Two experienced nurses and unionists are heading the Socialist Alliance NSW Senate ticket for the federal elections.
Paula Sanchez has been politically active since she was 13 years old and was involved in the struggle against General Augusto Pinochet’s dictatorship in Chile. Sanchez was jailed and tortured for her efforts at the age of 19.
Since arriving in Australia in 1988 with her family, Sanchez has remained active in human rights campaigns. She is a founding member of the Latin American Social Forum, a member of the National Tertiary Education Union and the NSW Nurses and Midwives' Association (NSWNMA).
“Nurses and midwives have been the backbone of caring for the sick and dying during this pandemic, and they are burnt out,” Sanchez told Green Left at the recent strike. “Nurses are the health professionals the government needs to listen to. We cannot support a profits-before-lives approach — which is [NSW Premier] Dominic Perrottet’s mantra.”
Sanchez is a lecturer at the School of Nursing and Midwifery at Western Sydney University. She is also a musician and plays with a Latin American folk band.
Niko Leka, second on the ticket, is an experienced nurse specialising in the mental health of older people. He is a member of the NSWNMA and helped organise a strike for better pay and ratios last year in Newcastle.

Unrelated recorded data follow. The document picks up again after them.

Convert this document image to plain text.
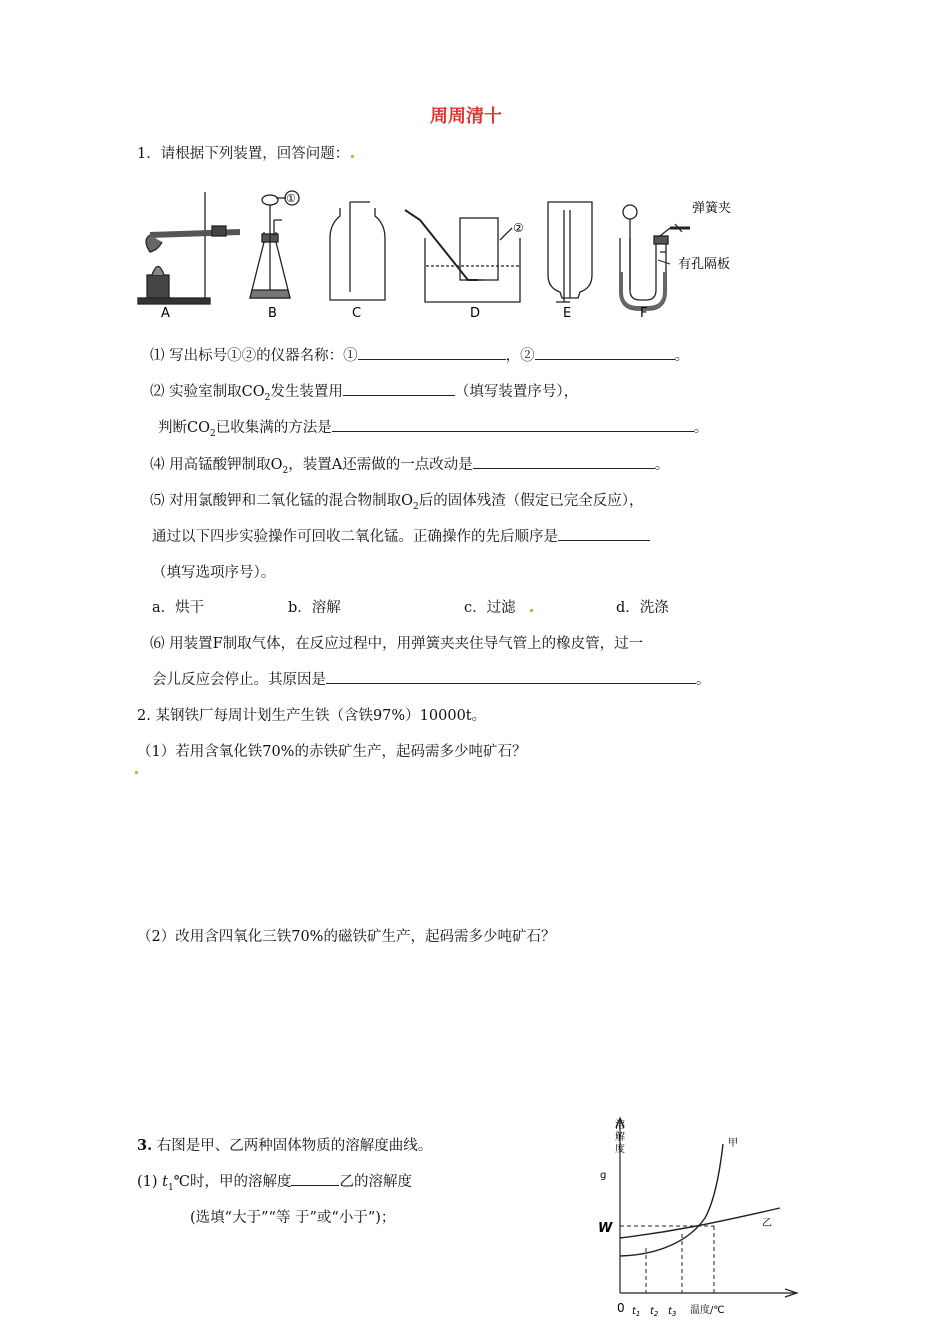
周周清十
1．请根据下列装置，回答问题：
A	B	C	D	E	F
①
②
弹簧夹
有孔隔板
⑴ 写出标号①②的仪器名称：①	，②	。
⑵ 实验室制取$CO_2$发生装置用	（填写装置序号），
判断$CO_2$已收集满的方法是	。
⑷ 用高锰酸钾制取$O_2$，装置A还需做的一点改动是	。
⑸ 对用氯酸钾和二氧化锰的混合物制取$O_2$后的固体残渣（假定已完全反应），
通过以下四步实验操作可回收二氧化锰。正确操作的先后顺序是
（填写选项序号）。
a．烘干	b．溶解	c．过滤	d．洗涤
⑹ 用装置F制取气体，在反应过程中，用弹簧夹夹住导气管上的橡皮管，过一
会儿反应会停止。其原因是	。
2. 某钢铁厂每周计划生产生铁（含铁97%）10000t。
（1）若用含氧化铁70%的赤铁矿生产，起码需多少吨矿石？
（2）改用含四氧化三铁70%的磁铁矿生产，起码需多少吨矿石？
3. 右图是甲、乙两种固体物质的溶解度曲线。
(1) $t_1℃$时，甲的溶解度	乙的溶解度
(选填“大于”“等 于”或“小于”)；
溶
解
度
g
W
甲
乙
0 $t_1$ $t_2$ $t_3$ 温度/℃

Leka is active in the refugee rights movement as convenor of Hunter Asylum Seeker Advocacy and works closely with Rural Australians for Refugees.
Rachel Evans, one of the founders of the grassroots marriage equality campaign in Sydney, is third on the Senate ticket. A disability support worker and education student, Evans is active in campaigns to defend public housing in the inner-city suburbs of Glebe and Eveleigh.
Evans helped set up the Water for Rivers campaign group during the drought, which helped bring First Nations communities’ fight for water rights in regional NSW to the city.